Crosbie also comes from a karting background. As a twelve-year-old he trekked to Hamilton for the 2019 Kartsport New Zealand National Sprint Championships, finishing third in the Vortex Mini ROK Class for 9-12 year olds in a highly competitive field of twenty-seven entries. He followed that performance by finishing second at the School Nationals in Wellington before he flew to Melbourne to compete in the 2019 City of Melbourne Titles. The entries were massive compared to New Zealand with 335 entries across 12 classes. There were 26 karters in Alex’s class alone and he was driving in a class higher than he normally would back home – using the same chassis but with a bigger engine and stickier tires. With Alex competing against some of the top kids in Australia he managed to finish a respectable 11th. He was lucky enough to have Sera Driver Development and Erebus Motorsport helping out the team he was in, with the use of their data engineer and Supercar star Anton de Pasquale showing up for a chat on the Saturday. Crosbie also competes in Speedway Youth Saloons where he is successful in the 1600cc & under class for 12-16 year olds.
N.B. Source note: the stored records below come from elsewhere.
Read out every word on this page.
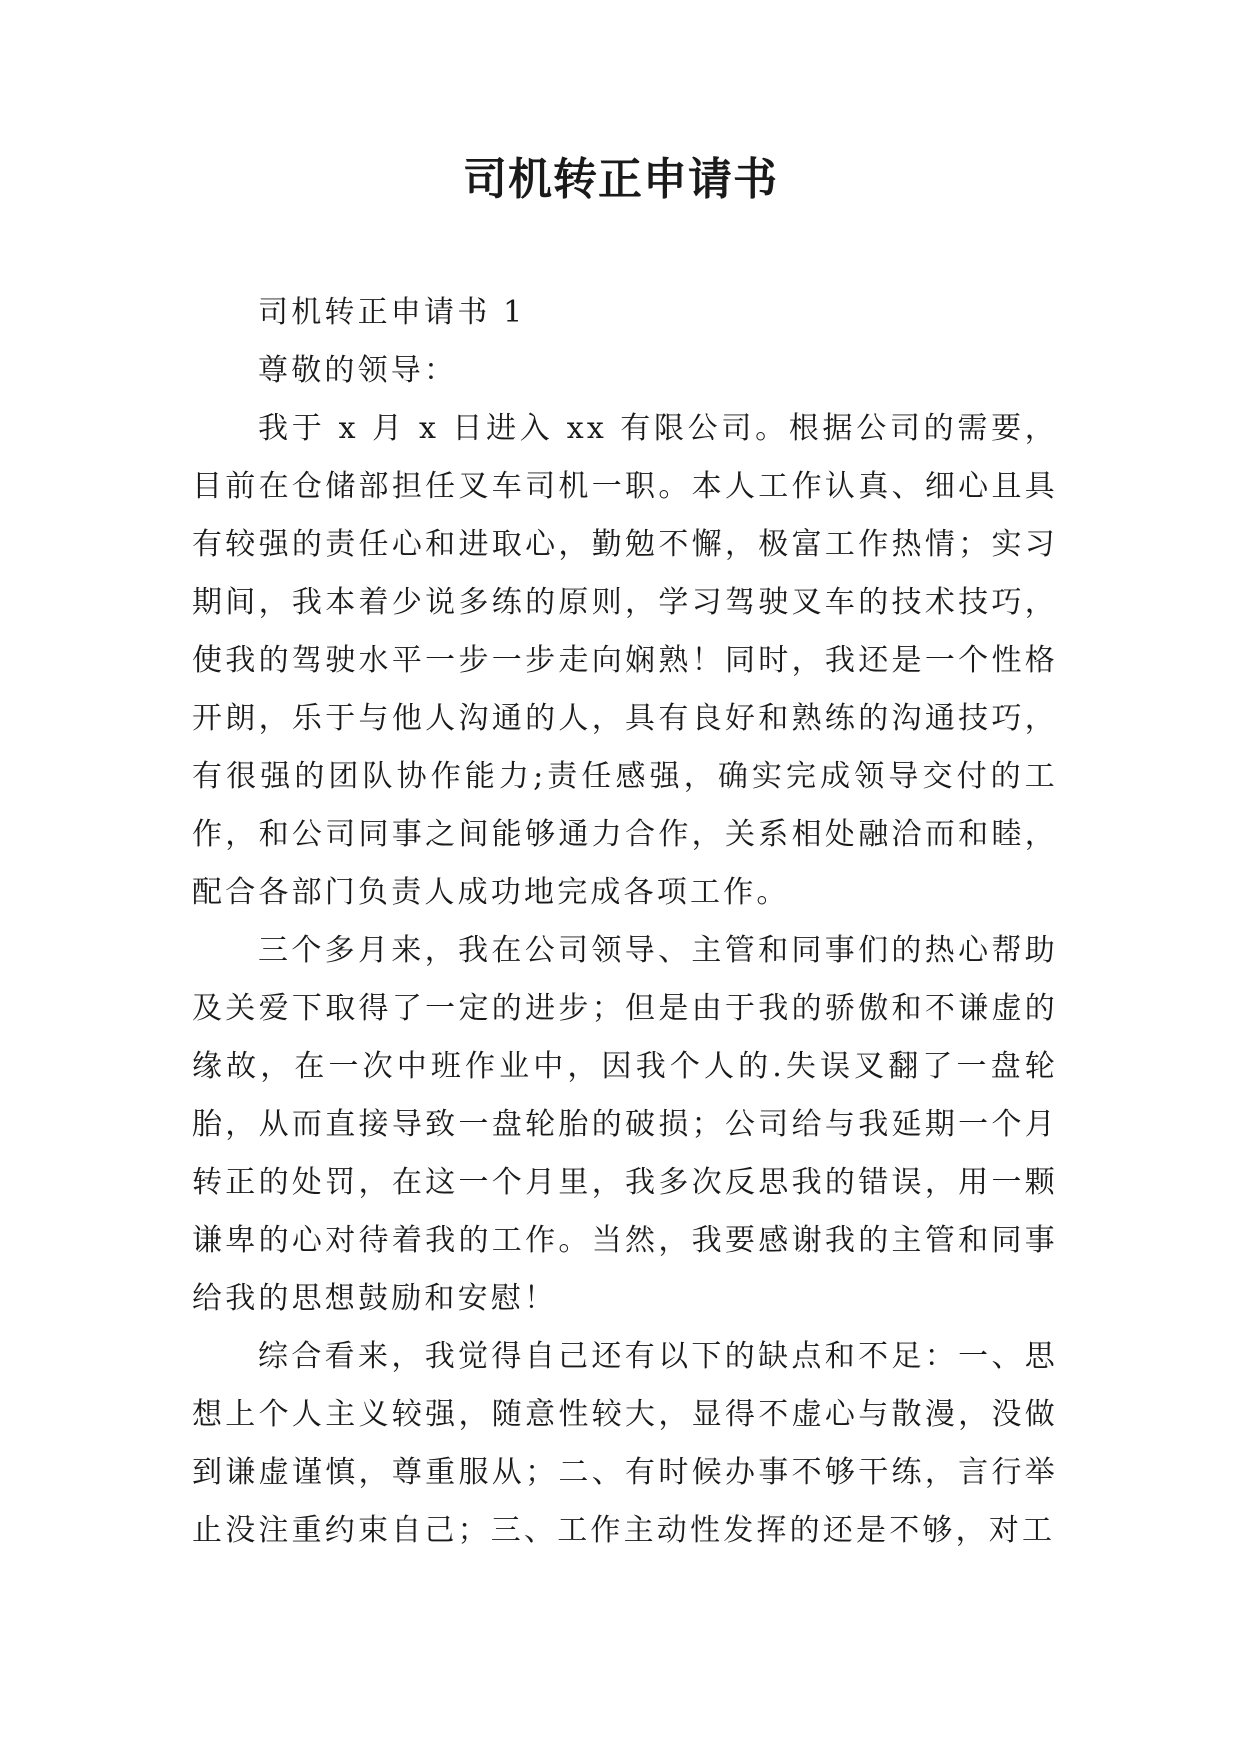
司机转正申请书

司机转正申请书 1

尊敬的领导：

我于 x 月 x 日进入 xx 有限公司。根据公司的需要，目前在仓储部担任叉车司机一职。本人工作认真、细心且具有较强的责任心和进取心，勤勉不懈，极富工作热情；实习期间，我本着少说多练的原则，学习驾驶叉车的技术技巧，使我的驾驶水平一步一步走向娴熟！同时，我还是一个性格开朗，乐于与他人沟通的人，具有良好和熟练的沟通技巧，有很强的团队协作能力;责任感强，确实完成领导交付的工作，和公司同事之间能够通力合作，关系相处融洽而和睦，配合各部门负责人成功地完成各项工作。

三个多月来，我在公司领导、主管和同事们的热心帮助及关爱下取得了一定的进步；但是由于我的骄傲和不谦虚的缘故，在一次中班作业中，因我个人的.失误叉翻了一盘轮胎，从而直接导致一盘轮胎的破损；公司给与我延期一个月转正的处罚，在这一个月里，我多次反思我的错误，用一颗谦卑的心对待着我的工作。当然，我要感谢我的主管和同事给我的思想鼓励和安慰！

综合看来，我觉得自己还有以下的缺点和不足：一、思想上个人主义较强，随意性较大，显得不虚心与散漫，没做到谦虚谨慎，尊重服从；二、有时候办事不够干练，言行举止没注重约束自己；三、工作主动性发挥的还是不够，对工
He has also competed in Clubsport in a Honda which he also raced at SpeedFest early in 2020 before competing in the South Island Formula 1600 Championship.
The duo will be in action in the South Island Formula 1600 category at Teretonga Park from 15-17 January in a meeting featuring Drift South action on the Friday and Saturday of the event, plus OSCA Super Saloons, the 2K Teretonga Challenge, Noel McIntyre Drainage Clubmans Series, and Sports & Racing Cars.